Review of Shot Down: The true story of Howard Snyder and the crew of the B-17 Susan Ruth by Steve Snyder
Having just completed Indestructible about the air war in the Pacific during WWII, I thought it would be a good idea to read (and listen) about what was going on over the skies of Europe. In this case, the story centers on the fate of a B-17 crew shot down over Belgium.
The captain of the B-17 in question, Howard Snyder, also happens to be the father of author Steve Snyder. While the story of the shoot down and the efforts of the various crew members to evade capture takes up a sizeable portion of the book, the author has jam-packed his story with numerous references to other battles and historical events during this period. In most cases, the background material is interesting. In other instances, however, the author goes overboard with the amount of detail he provides. One example involves the crew of the B-17. You couldn’t tell this story without giving some background on the individuals and the training they received. But do we need to know the serial numbers on the dog tags for each of them? There are too many instances where technical details, such as the specific designation of the engines on the B-17, would have been better suited for an end note.

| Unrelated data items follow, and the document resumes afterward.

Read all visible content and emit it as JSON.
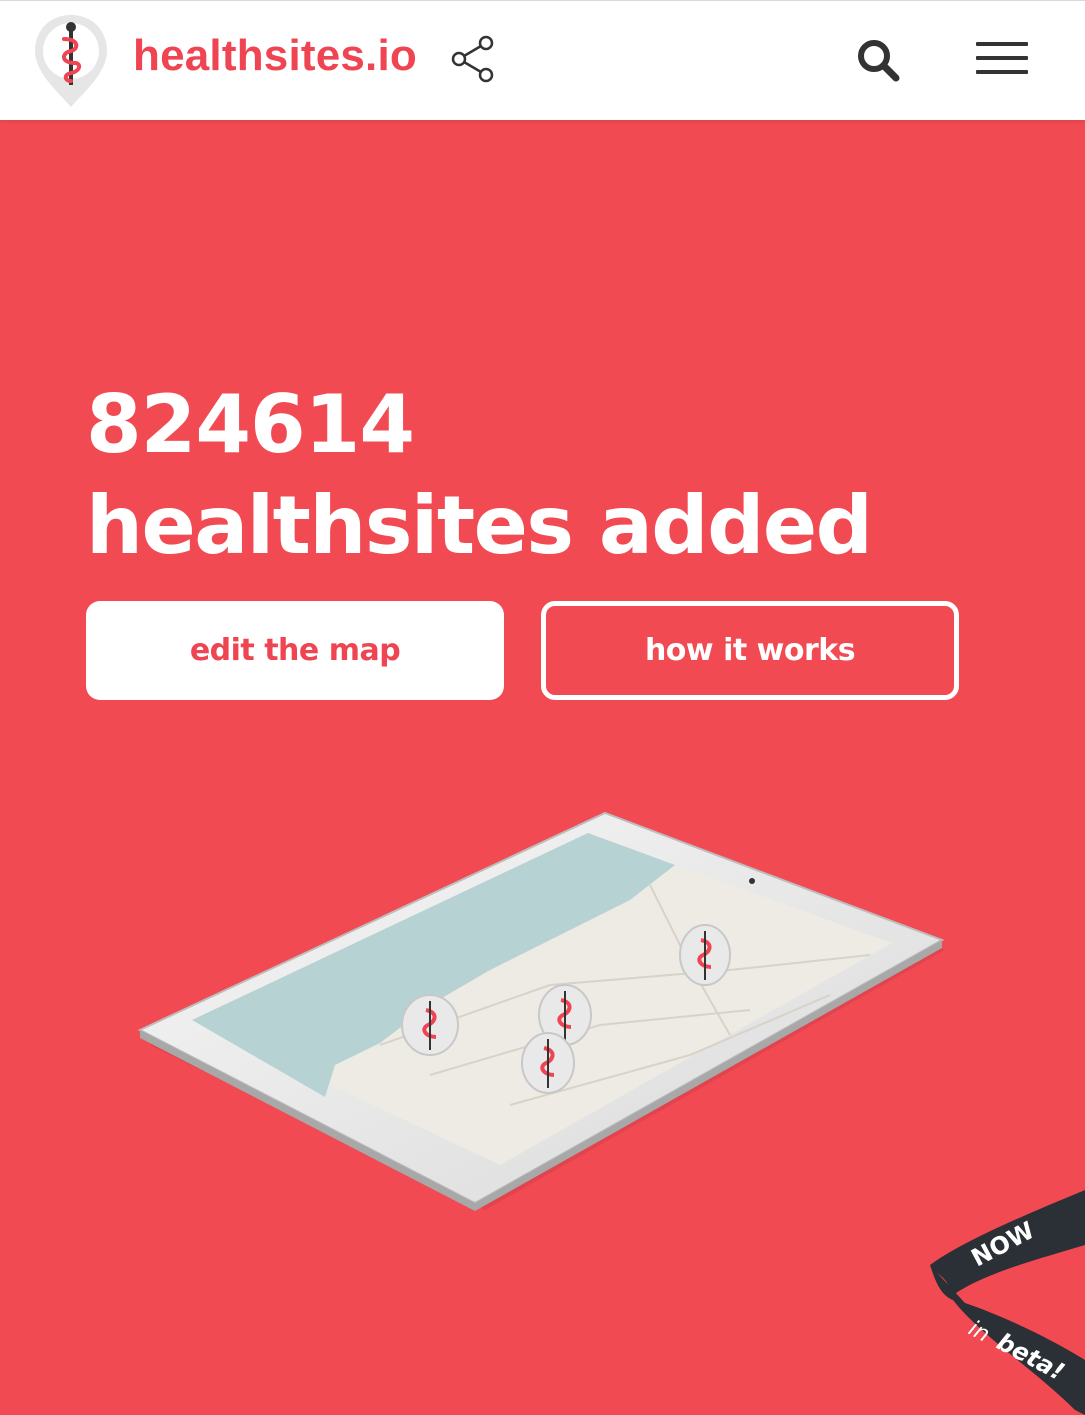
{
  "header": {
    "brand": "healthsites.io",
    "icons": [
      "caduceus-pin-logo-icon",
      "share-icon",
      "search-icon",
      "hamburger-menu-icon"
    ]
  },
  "hero": {
    "count": "824614",
    "subtitle": "healthsites added",
    "buttons": {
      "edit": "edit the map",
      "how": "how it works"
    }
  },
  "ribbon": {
    "line1": "NOW",
    "line2_prefix": "in",
    "line2_word": "beta!"
  },
  "colors": {
    "brand_red": "#ef4451",
    "hero_bg": "#f24a53",
    "white": "#ffffff",
    "dark": "#333333",
    "ribbon": "#2b2f36"
  }
}
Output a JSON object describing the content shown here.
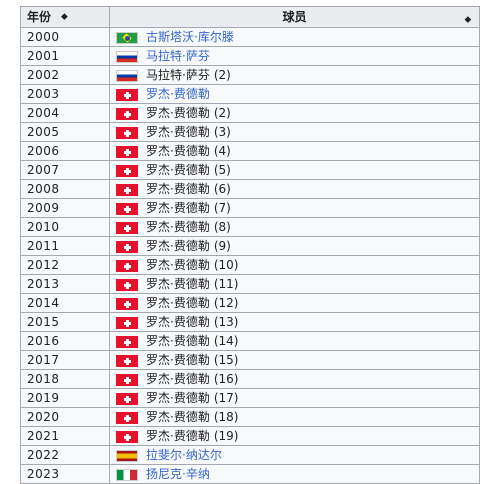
{
  "header": {
    "year_label": "年份",
    "player_label": "球员",
    "sort_glyph": "⬥"
  },
  "rows": [
    {
      "year": "2000",
      "flag": "br",
      "name": "古斯塔沃·库尔滕",
      "suffix": "",
      "linked": true
    },
    {
      "year": "2001",
      "flag": "ru",
      "name": "马拉特·萨芬",
      "suffix": "",
      "linked": true
    },
    {
      "year": "2002",
      "flag": "ru",
      "name": "马拉特·萨芬",
      "suffix": "(2)",
      "linked": false
    },
    {
      "year": "2003",
      "flag": "ch",
      "name": "罗杰·费德勒",
      "suffix": "",
      "linked": true
    },
    {
      "year": "2004",
      "flag": "ch",
      "name": "罗杰·费德勒",
      "suffix": "(2)",
      "linked": false
    },
    {
      "year": "2005",
      "flag": "ch",
      "name": "罗杰·费德勒",
      "suffix": "(3)",
      "linked": false
    },
    {
      "year": "2006",
      "flag": "ch",
      "name": "罗杰·费德勒",
      "suffix": "(4)",
      "linked": false
    },
    {
      "year": "2007",
      "flag": "ch",
      "name": "罗杰·费德勒",
      "suffix": "(5)",
      "linked": false
    },
    {
      "year": "2008",
      "flag": "ch",
      "name": "罗杰·费德勒",
      "suffix": "(6)",
      "linked": false
    },
    {
      "year": "2009",
      "flag": "ch",
      "name": "罗杰·费德勒",
      "suffix": "(7)",
      "linked": false
    },
    {
      "year": "2010",
      "flag": "ch",
      "name": "罗杰·费德勒",
      "suffix": "(8)",
      "linked": false
    },
    {
      "year": "2011",
      "flag": "ch",
      "name": "罗杰·费德勒",
      "suffix": "(9)",
      "linked": false
    },
    {
      "year": "2012",
      "flag": "ch",
      "name": "罗杰·费德勒",
      "suffix": "(10)",
      "linked": false
    },
    {
      "year": "2013",
      "flag": "ch",
      "name": "罗杰·费德勒",
      "suffix": "(11)",
      "linked": false
    },
    {
      "year": "2014",
      "flag": "ch",
      "name": "罗杰·费德勒",
      "suffix": "(12)",
      "linked": false
    },
    {
      "year": "2015",
      "flag": "ch",
      "name": "罗杰·费德勒",
      "suffix": "(13)",
      "linked": false
    },
    {
      "year": "2016",
      "flag": "ch",
      "name": "罗杰·费德勒",
      "suffix": "(14)",
      "linked": false
    },
    {
      "year": "2017",
      "flag": "ch",
      "name": "罗杰·费德勒",
      "suffix": "(15)",
      "linked": false
    },
    {
      "year": "2018",
      "flag": "ch",
      "name": "罗杰·费德勒",
      "suffix": "(16)",
      "linked": false
    },
    {
      "year": "2019",
      "flag": "ch",
      "name": "罗杰·费德勒",
      "suffix": "(17)",
      "linked": false
    },
    {
      "year": "2020",
      "flag": "ch",
      "name": "罗杰·费德勒",
      "suffix": "(18)",
      "linked": false
    },
    {
      "year": "2021",
      "flag": "ch",
      "name": "罗杰·费德勒",
      "suffix": "(19)",
      "linked": false
    },
    {
      "year": "2022",
      "flag": "es",
      "name": "拉斐尔·纳达尔",
      "suffix": "",
      "linked": true
    },
    {
      "year": "2023",
      "flag": "it",
      "name": "扬尼克·辛纳",
      "suffix": "",
      "linked": true
    }
  ],
  "colors": {
    "link": "#3366cc",
    "header_bg": "#eaecf0",
    "border": "#a2a9b1"
  }
}
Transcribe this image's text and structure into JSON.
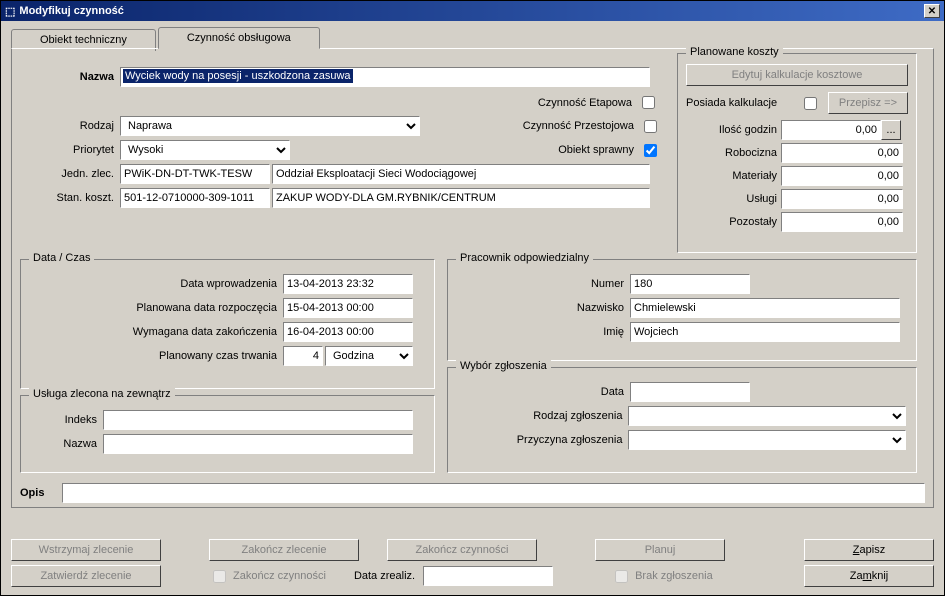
{
  "window": {
    "title": "Modyfikuj czynność"
  },
  "tabs": {
    "tab1": "Obiekt techniczny",
    "tab2": "Czynność obsługowa"
  },
  "main": {
    "name_label": "Nazwa",
    "name_value": "Wyciek wody na posesji - uszkodzona zasuwa",
    "stage_label": "Czynność Etapowa",
    "idle_label": "Czynność Przestojowa",
    "obj_ok_label": "Obiekt sprawny",
    "kind_label": "Rodzaj",
    "kind_value": "Naprawa",
    "priority_label": "Priorytet",
    "priority_value": "Wysoki",
    "unit_label": "Jedn. zlec.",
    "unit_code": "PWiK-DN-DT-TWK-TESW",
    "unit_name": "Oddział Eksploatacji Sieci Wodociągowej",
    "cost_label": "Stan. koszt.",
    "cost_code": "501-12-0710000-309-1011",
    "cost_name": "ZAKUP WODY-DLA GM.RYBNIK/CENTRUM"
  },
  "costs": {
    "legend": "Planowane koszty",
    "edit_btn": "Edytuj kalkulacje kosztowe",
    "has_calc_label": "Posiada kalkulacje",
    "assign_btn": "Przepisz =>",
    "hours_label": "Ilość godzin",
    "hours": "0,00",
    "labor_label": "Robocizna",
    "labor": "0,00",
    "materials_label": "Materiały",
    "materials": "0,00",
    "services_label": "Usługi",
    "services": "0,00",
    "other_label": "Pozostały",
    "other": "0,00"
  },
  "dates": {
    "legend": "Data / Czas",
    "entered_label": "Data wprowadzenia",
    "entered": "13-04-2013 23:32",
    "start_label": "Planowana data rozpoczęcia",
    "start": "15-04-2013 00:00",
    "end_label": "Wymagana data zakończenia",
    "end": "16-04-2013 00:00",
    "duration_label": "Planowany czas trwania",
    "duration": "4",
    "unit": "Godzina"
  },
  "external": {
    "legend": "Usługa zlecona na zewnątrz",
    "index_label": "Indeks",
    "index": "",
    "name_label": "Nazwa",
    "name": ""
  },
  "worker": {
    "legend": "Pracownik odpowiedzialny",
    "num_label": "Numer",
    "num": "180",
    "surname_label": "Nazwisko",
    "surname": "Chmielewski",
    "firstname_label": "Imię",
    "firstname": "Wojciech"
  },
  "report": {
    "legend": "Wybór zgłoszenia",
    "date_label": "Data",
    "date": "",
    "kind_label": "Rodzaj zgłoszenia",
    "kind": "",
    "cause_label": "Przyczyna zgłoszenia",
    "cause": ""
  },
  "desc": {
    "label": "Opis",
    "value": ""
  },
  "buttons": {
    "hold": "Wstrzymaj zlecenie",
    "approve": "Zatwierdź zlecenie",
    "finish_order": "Zakończ zlecenie",
    "finish_acts_cb": "Zakończ czynności",
    "finish_acts_btn": "Zakończ czynności",
    "date_real_label": "Data zrealiz.",
    "plan": "Planuj",
    "no_report": "Brak zgłoszenia",
    "save": "Zapisz",
    "close": "Zamknij"
  }
}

As written text, it’s easy to skip over what is obviously unnecessary detail. The narrator of the audio version, as well as the listener, didn’t have this luxury.
The B-17, also known as the flying fortress, has always interested me. The reality, however, of having to fly in an unpressurized aircraft, poorly heated, while wearing an oxygen mask, and then getting shot at, has taken away the romance. As much as I disagreed with many of the details the author decided to include in his story, I did find the slew of statistics the author cites at the end of the book concerning aircraft (how many were built, how many were shot down, how many survived) and a similar accounting of the flight crews, very informative.